Vector art cleanup in Sketchup


#1

I am using Sketchup to illustrate signage; including logo elements, lettering, etc. Any suggestions on how to get vector art logos to import into Sketchup with little to no clean up?


#2

Hi Michele,

See @chamberz tutorial for ideas.


#3

Michele,

I think your question may be slightly ambiguous. It appears that Geo interpreted your request for “suggestions on how to get vector art logos to import into Sketchup with little to no clean up,” as asking how to come up with the vectors in the first place–how to convert raster images into vectors. It sounds to me like you’ve already got the vector logos and just want to “get them into SketchUp” reasonably intact.

It’s a problem controlling the conversion of curves made in a 2D drawing program to the kind of straight-line, segmented curves used in SU; in my experience coming from CorelDraw via dxf, it isn’t as simple as one segment per node: sometimes curves come across chunky and oversimplified, and sometimes they seem to have a thousand little bitty segments, sometimes broken into separate entities and sometimes with gaps or bad intersections.

I have grown increasingly confident in my ability to trace intricate curves using SU’s limited drawing tools–primarily the Line and Arc tools–and you can exercise far greater control over segmentation. Additionally, there are various plugins to help with tracing curves and controlling their segment spacing. Perhaps you should consider importing the logos as traceable images and tracing them by hand in SU. You certainly have the greatest control over the outcome that way.

Incidentally, may I inquire why you elected to produce your 2D signage with a 3D modeling program?

-Gully


Tracing an outline
#4

Gully, thanks for your insight. This is EXACTLY what i was asking… we have been using CorelDraw for most of our design and shop drawings, but giving the client a 3D model of their proposed sign - speaks volumes and helps them visualize exactly what we have in mind as far as building it, scale, etc… sometimes it’s the 3D model and renderings that sell the job.

Today, I actually did do exactly as you have recommend and brought in the vector logo as a DWG from Corel and locked it, and then traced it using Sketchup. It just makes the project take that much longer… was hoping for a quicker way.

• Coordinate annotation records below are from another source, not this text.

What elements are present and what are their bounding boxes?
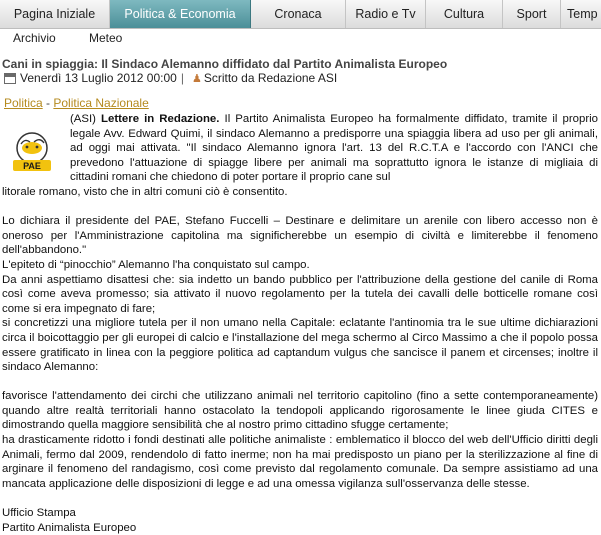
category-separator: - bbox=[46, 96, 51, 110]
category-link-politica[interactable]: Politica bbox=[4, 96, 43, 110]
tab-politica-economia[interactable]: Politica & Economia bbox=[110, 0, 251, 28]
tab-cultura[interactable]: Cultura bbox=[426, 0, 503, 28]
article-title: Cani in spiaggia: Il Sindaco Alemanno diffidato dal Partito Animalista Europeo bbox=[2, 57, 448, 71]
tab-pagina-iniziale[interactable]: Pagina Iniziale bbox=[0, 0, 110, 28]
signature-line-1: Ufficio Stampa bbox=[2, 507, 76, 520]
paragraph-3: Da anni aspettiamo disattesi che: sia indetto un bando pubblico per l'attribuzione della gestione del canile di Roma così come aveva promesso; sia attivato il nuovo regolamento per la tutela dei cavalli delle botticelle romane così come si era impegnato di fare; bbox=[2, 273, 598, 315]
tab-sport[interactable]: Sport bbox=[503, 0, 561, 28]
category-link-politica-nazionale[interactable]: Politica Nazionale bbox=[53, 96, 149, 110]
paragraph-6: ha drasticamente ridotto i fondi destinati alle politiche animaliste : emblematico il blocco del web dell'Ufficio diritti degli Animali, fermo dal 2009, rendendolo di fatto inerme; non ha mai predisposto un piano per la sterilizzazione al fine di arginare il fenomeno del randagismo, così come previsto dal regolamento comunale. Da sempre assistiamo ad una mancata applicazione delle disposizioni di legge e ad una omessa vigilanza sull'osservanza delle stesse. bbox=[2, 434, 598, 490]
meta-separator: | bbox=[180, 71, 184, 85]
intro-rest: Il Partito Animalista Europeo ha formalmente diffidato, tramite il proprio legale Avv. Edward Quimi, il sindaco Alemanno a predisporre una spiaggia libera ad uso per gli animali, ad oggi mai attivata. "Il sindaco Alemanno ignora l'art. 13 del R.C.T.A e l'accordo con l'ANCI che prevedono l'attuazione di spiagge libere per animali ma soprattutto ignora le istanze di migliaia di cittadini romani che chiedono di poter portare il proprio cane sul bbox=[70, 113, 598, 184]
intro-bold: Lettere in Redazione. bbox=[101, 113, 220, 125]
signature-line-2: Partito Animalista Europeo bbox=[2, 521, 137, 534]
article-date: Venerdì 13 Luglio 2012 00:00 bbox=[20, 71, 177, 85]
intro-tail: litorale romano, visto che in altri comuni ciò è consentito. bbox=[2, 185, 288, 198]
intro-paragraph bbox=[2, 112, 598, 185]
article-author: Scritto da Redazione ASI bbox=[203, 71, 338, 85]
paragraph-2: L'epiteto di “pinocchio” Alemanno l'ha conquistato sul campo. bbox=[2, 258, 310, 271]
main-nav bbox=[0, 0, 601, 29]
tab-radio-tv[interactable]: Radio e Tv bbox=[346, 0, 426, 28]
tab-tempo[interactable]: Temp bbox=[567, 7, 598, 21]
breadcrumb-categories bbox=[4, 96, 149, 110]
calendar-icon bbox=[4, 73, 16, 84]
signature bbox=[2, 506, 598, 535]
author-icon: ♟ bbox=[191, 72, 202, 85]
intro-lead: (ASI) bbox=[70, 113, 96, 125]
logo-text: PAE bbox=[23, 161, 41, 171]
subnav-archivio[interactable]: Archivio bbox=[13, 31, 56, 45]
article-body bbox=[2, 112, 598, 535]
paragraph-5: favorisce l'attendamento dei circhi che utilizzano animali nel territorio capitolino (fino a sette contemporaneamente) quando altre realtà territoriali hanno ostacolato la tendopoli applicando rigorosamente le linee giuda CITES e dimostrando quella maggiore sensibilità che al nostro primo cittadino sfugge certamente; bbox=[2, 390, 598, 432]
subnav-meteo[interactable]: Meteo bbox=[89, 31, 123, 45]
article-meta bbox=[4, 71, 337, 85]
paragraph-4: si concretizzi una migliore tutela per il non umano nella Capitale: eclatante l'antinomia tra le sue ultime dichiarazioni circa il boicottaggio per gli europei di calcio e l'installazione del mega schermo al Circo Massimo a che il popolo possa essere gratificato in linea con la peggiore politica ad captandum vulgus che sancisce il panem et circenses; inoltre il sindaco Alemanno: bbox=[2, 317, 598, 374]
tab-cronaca[interactable]: Cronaca bbox=[251, 0, 346, 28]
paragraph-1: Lo dichiara il presidente del PAE, Stefano Fuccelli – Destinare e delimitare un arenile con libero accesso non è oneroso per l'Amministrazione capitolina ma significherebbe un esempio di civiltà e limiterebbe il fenomeno dell'abbandono." bbox=[2, 215, 598, 257]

But thanks for your help!!!


#5

The old trick to control arc and curve segmentation in imported line art from Corel Draw or Illustrator is to prepare the file in the illustration application prior to exporting to DWG or DXF. Add nodes to the arcs and curves until they look right and then straighten the segments and export. In most cases there is no need to retrace everything in SketchUp.

Anssi


#6

is there a “how to” on proper prep you mention? I have illustrator and my first vector to dwg was fine but my second vector to dwg imported to SU badly. ( and yet is a simpler design)


#7

Here’s an Illustrator technique that might help:

https://helpx.adobe.com/illustrator/how-to/join-trim-paths-lines.html


#8

An old forum thread on importing AI to SU https://sites.google.com/site/sketchupsage/tips-tricks/work-other-programs/illustrator-to-sketchup.


#9

thanks. Colin solved my issue by telling me how to simply add anchors in illustrator. It made my dwg import perfectly.